Is $\mathbb{Q}(\sqrt{2}) $ isomorphic to $\mathbb{Q}(\sqrt{-2}) $?

Question

I think the answer is no, and my reasoning is as follows: any isomorphism $ f: \mathbb{Q}(\sqrt{-2}) \to \mathbb{Q}(\sqrt{2}) $ will send $ \sqrt{-2} \mapsto p $ and therefore $ -2 \mapsto p^2 $. But $ f $ will fix $ \mathbb{Q}$, hence $ p^2 = -2 $. But $ \mathbb{Q}(\sqrt{2}) \subset \mathbb{R} $ and every square is nonnegative. Hence no such isomorphism exists. Is this correct?

Answer 1

Everything looks fine to me. You may just want to justify why $f$ fixes $\mathbb{Q}$ and mention that they are not isomorphic as fields.

Answer 2

They are isomorphic as vector spaces over $\mathbb{Q}$ for they have the same dimension, but they're not isomorphic as fields because $2$ is a square in one of them but not in the other one, and the same goes for $-2$.

Answer 3

Another approach is to consider the two fields as vector spaces over $\mathbb Q$. Then if $\alpha\in\mathbb Q[\sqrt{-2}]$, show that the determinant of the linear operation of multiplying by $\alpha$ always has non-negative determinant.

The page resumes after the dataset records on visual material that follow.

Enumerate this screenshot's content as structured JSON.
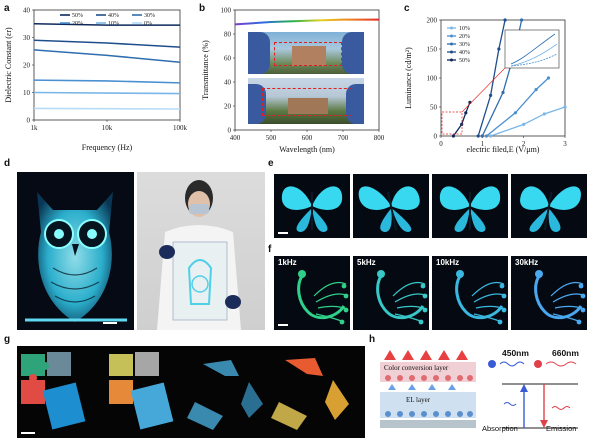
{
  "panel_labels": {
    "a": "a",
    "b": "b",
    "c": "c",
    "d": "d",
    "e": "e",
    "f": "f",
    "g": "g",
    "h": "h"
  },
  "chart_data": [
    {
      "id": "a",
      "type": "line",
      "xlabel": "Frequency (Hz)",
      "ylabel": "Dielectric Constant (εr)",
      "xscale": "log",
      "xlim": [
        1000,
        100000
      ],
      "ylim": [
        0,
        40
      ],
      "xticks": [
        "1k",
        "10k",
        "100k"
      ],
      "yticks": [
        "0",
        "10",
        "20",
        "30",
        "40"
      ],
      "legend": [
        "50%",
        "40%",
        "30%",
        "20%",
        "10%",
        "0%"
      ],
      "legend_position": "top",
      "series": [
        {
          "name": "50%",
          "color": "#0d2a5c",
          "x": [
            1000,
            10000,
            100000
          ],
          "y": [
            35,
            34.5,
            34.5
          ]
        },
        {
          "name": "40%",
          "color": "#1f4e8c",
          "x": [
            1000,
            10000,
            100000
          ],
          "y": [
            29,
            28,
            26.5
          ]
        },
        {
          "name": "30%",
          "color": "#2f6db0",
          "x": [
            1000,
            10000,
            100000
          ],
          "y": [
            25.5,
            23.5,
            21
          ]
        },
        {
          "name": "20%",
          "color": "#4a8fd0",
          "x": [
            1000,
            10000,
            100000
          ],
          "y": [
            14.5,
            14.2,
            13.5
          ]
        },
        {
          "name": "10%",
          "color": "#7ab6e8",
          "x": [
            1000,
            10000,
            100000
          ],
          "y": [
            10,
            9.8,
            9.6
          ]
        },
        {
          "name": "0%",
          "color": "#b6dcf8",
          "x": [
            1000,
            10000,
            100000
          ],
          "y": [
            4.2,
            4.1,
            4.0
          ]
        }
      ]
    },
    {
      "id": "b",
      "type": "line",
      "xlabel": "Wavelength (nm)",
      "ylabel": "Transmittance (%)",
      "xlim": [
        400,
        800
      ],
      "ylim": [
        0,
        100
      ],
      "xticks": [
        "400",
        "500",
        "600",
        "700",
        "800"
      ],
      "yticks": [
        "0",
        "20",
        "40",
        "60",
        "80",
        "100"
      ],
      "series": [
        {
          "name": "",
          "color": "rainbow",
          "x": [
            400,
            500,
            600,
            700,
            800
          ],
          "y": [
            88,
            90,
            91,
            92,
            92
          ]
        }
      ]
    },
    {
      "id": "c",
      "type": "line",
      "xlabel": "electric filed,E (V/μm)",
      "ylabel": "Luminance (cd/m²)",
      "xlim": [
        0,
        3
      ],
      "ylim": [
        0,
        200
      ],
      "xticks": [
        "0",
        "1",
        "2",
        "3"
      ],
      "yticks": [
        "0",
        "50",
        "100",
        "150",
        "200"
      ],
      "legend": [
        "10%",
        "20%",
        "30%",
        "40%",
        "50%"
      ],
      "legend_position": "top-left",
      "series": [
        {
          "name": "10%",
          "color": "#7ab6e8",
          "x": [
            1.2,
            2.0,
            2.5,
            3.0
          ],
          "y": [
            0,
            20,
            38,
            50
          ]
        },
        {
          "name": "20%",
          "color": "#4a8fd0",
          "x": [
            1.1,
            1.8,
            2.3,
            2.6
          ],
          "y": [
            0,
            40,
            80,
            100
          ]
        },
        {
          "name": "30%",
          "color": "#2f6db0",
          "x": [
            1.0,
            1.5,
            1.8,
            1.95
          ],
          "y": [
            0,
            75,
            150,
            200
          ]
        },
        {
          "name": "40%",
          "color": "#1f4e8c",
          "x": [
            0.9,
            1.2,
            1.4,
            1.55
          ],
          "y": [
            0,
            70,
            150,
            200
          ]
        },
        {
          "name": "50%",
          "color": "#0d2a5c",
          "x": [
            0.3,
            0.5,
            0.6,
            0.7
          ],
          "y": [
            0,
            20,
            40,
            58
          ]
        }
      ]
    }
  ],
  "panel_f": {
    "labels": [
      "1kHz",
      "5kHz",
      "10kHz",
      "30kHz"
    ]
  },
  "panel_h": {
    "layer_top": "Color conversion layer",
    "layer_bottom": "EL layer",
    "wl_blue": "450nm",
    "wl_red": "660nm",
    "absorption": "Absorption",
    "emission": "Emission",
    "colors": {
      "blue": "#3b5bd6",
      "red": "#e0404a"
    }
  }
}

But $\sqrt{2}$ has negative determinant in its field. Since determinants are independent of the basis chosen for the vector space, there can't be any element of $\mathbb Q[\sqrt{-2}]$ that is a square root of $2$.

(This still requires the knowledge that such an isomorphism would have to fix $\mathbb Q$.)

Another way to look at this is that the minimal monic polynomial for $a+b\sqrt{-2}$, with $b\neq 0$, is $x^2-2ax +(a^2+2b^2)$, and thus has positive constant term, but the minimal monic polynomial for $\sqrt{2}$ is $x^2-2$.

Answer 4

No. I will exapnd @Chris Dugale answer: Consider the equation $x^2=-2$ and set $x_0=\sqrt{-2}$. Clearly, $x_0\in\mathbb{Q}(\sqrt{-2})$ and $x_0^2=-2$. If $\varphi:\mathbb{Q}(\sqrt{-2})\rightarrow\mathbb{Q}(\sqrt{2})$ is an isomorphism, then $\varphi(x_0^2)=\varphi(-2)$, that is $\varphi(x_0)^2=-2$. Thus, $\varphi(x_0)$ is a solution of $x^2=-2$ in $\mathbb{Q}(\sqrt{2})$. But this is impossible since $x^2=-2$ is not solvable in $\mathbb{Q}(\sqrt{2})$.